In het bijzonder benadrukte deze studie de rol die een driedimensionale genoomstructuur, bekend als topologisch geassocieerde domeinen (TAD's), zou kunnen spelen bij de ontwikkeling van schizofrenie. TAD's zijn afzonderlijke regio's van het genoom met strikte grenzen ertussen die voorkomen dat de domeinen interageren met genetisch materiaal in aangrenzende TAD's. Het verschuiven of doorbreken van deze grenzen maakt interacties mogelijk tussen genen en regulerende elementen die normaal gesproken niet zouden interageren. Wanneer deze interacties plaatsvinden, kan genexpressie op ongewenste manieren worden veranderd, wat zou kunnen resulteren in aangeboren afwijkingen, de vorming van kanker en ontwikkelingsstoornissen.
Uit deze studie bleek dat uiterst zeldzame structurele varianten die de TAD-grenzen in de hersenen beïnvloeden, significant vaker voorkomen bij mensen met schizofrenie dan bij mensen zonder schizofrenie. Structurele varianten zijn grote mutaties waarbij mogelijk ontbrekende of gedupliceerde genetische sequenties betrokken zijn, of sequenties die niet in het typische genoom voorkomen. Deze bevinding suggereert dat misplaatste of ontbrekende TAD-grenzen ook kunnen bijdragen aan de ontwikkeling van schizofrenie. Deze studie was de eerste die het verband ontdekte tussen afwijkingen in TAD's en de ontwikkeling van schizofrenie.
Dit werk heeft TADs-beïnvloedende structurele varianten benadrukt als voornaamste kandidaten voor toekomstige mechanistische studies van de biologie van schizofrenie.
"Een mogelijk toekomstig onderzoek zou zijn om te werken met van patiënten afkomstige cellen met deze TAD's-beïnvloedende mutaties en uit te zoeken wat er precies gebeurde op moleculair niveau", zegt Szatkiewicz, adjunct-assistent-professor in de psychiatrie bij UNC. “In de toekomst zouden we deze informatie over de TAD-effecten kunnen gebruiken om medicijnen of precisiegeneeskundige behandelingen te helpen ontwikkelen die verstoorde TAD’s of aangetaste genexpressies kunnen herstellen, wat de patiëntresultaten kan verbeteren.”
Dit onderzoek zal worden gecombineerd met andere WGS-onderzoeken om de steekproefomvang te vergroten en deze resultaten verder te bevestigen. Dit onderzoek zal de wetenschappelijke gemeenschap ook helpen voort te bouwen op de zich ontvouwende genetische mysteries van schizofrenie.

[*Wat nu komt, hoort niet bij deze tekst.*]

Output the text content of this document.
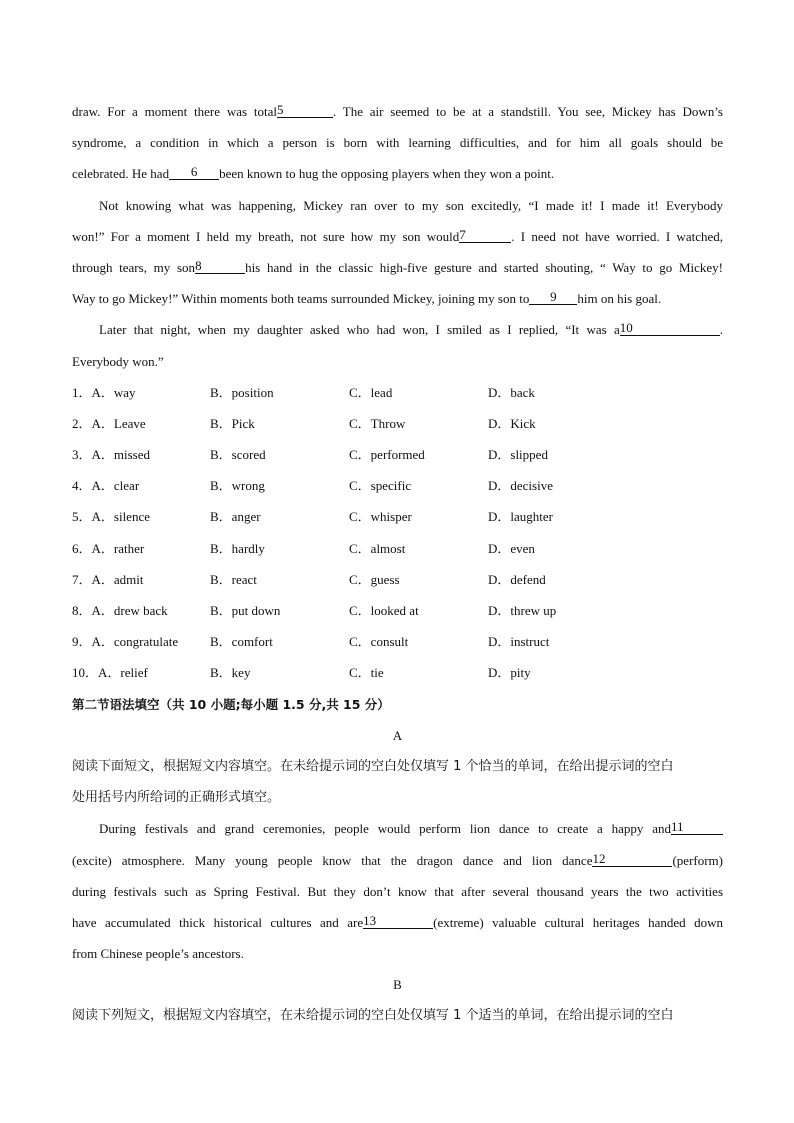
draw. For a moment there was total5	. The air seemed to be at a standstill. You see, Mickey has Down’s
syndrome, a condition in which a person is born with learning difficulties, and for him all goals should be
celebrated. He had 6 been known to hug the opposing players when they won a point.
Not knowing what was happening, Mickey ran over to my son excitedly, “I made it! I made it! Everybody
won!” For a moment I held my breath, not sure how my son would7	. I need not have worried. I watched,
through tears, my son8	his hand in the classic high-five gesture and started shouting, “ Way to go Mickey!
Way to go Mickey!” Within moments both teams surrounded Mickey, joining my son to 9 him on his goal.
Later that night, when my daughter asked who had won, I smiled as I replied, “It was a10	.
Everybody won.”
1．A．way	B．position	C．lead	D．back
2．A．Leave	B．Pick	C．Throw	D．Kick
3．A．missed	B．scored	C．performed	D．slipped
4．A．clear	B．wrong	C．specific	D．decisive
5．A．silence	B．anger	C．whisper	D．laughter
6．A．rather	B．hardly	C．almost	D．even
7．A．admit	B．react	C．guess	D．defend
8．A．drew back	B．put down	C．looked at	D．threw up
9．A．congratulate B．comfort	C．consult	D．instruct
10．A．relief	B．key	C．tie	D．pity
第二节语法填空（共 10 小题;每小题 1.5 分,共 15 分）
A
阅读下面短文，根据短文内容填空。在未给提示词的空白处仅填写 1 个恰当的单词，在给出提示词的空白
处用括号内所给词的正确形式填空。
During festivals and grand ceremonies, people would perform lion dance to create a happy and11
(excite) atmosphere. Many young people know that the dragon dance and lion dance12	(perform)
during festivals such as Spring Festival. But they don’t know that after several thousand years the two activities
have accumulated thick historical cultures and are13	(extreme) valuable cultural heritages handed down
from Chinese people’s ancestors.
B
阅读下列短文，根据短文内容填空，在未给提示词的空白处仅填写 1 个适当的单词，在给出提示词的空白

Co-eerste auteurs van UNC zijn Matthew Halvorsen, PhD, Ruth Huh, PhD, Jia Wen, PhD, van de UNC Department of Genetics. Andere UNC-auteurs zijn Paola Giusto-Rodriguez, PhD, NaEshia Ancalade, Martilias Farrell, PhD, James Crowley, PhD, en Yun Li, PhD.
Dit onderzoek was een samenwerking tussen onderzoekers van UNC-Chapel Hill, Lund University, Chalmers University of Technology, het Karolinska Institutet en Uppsala University.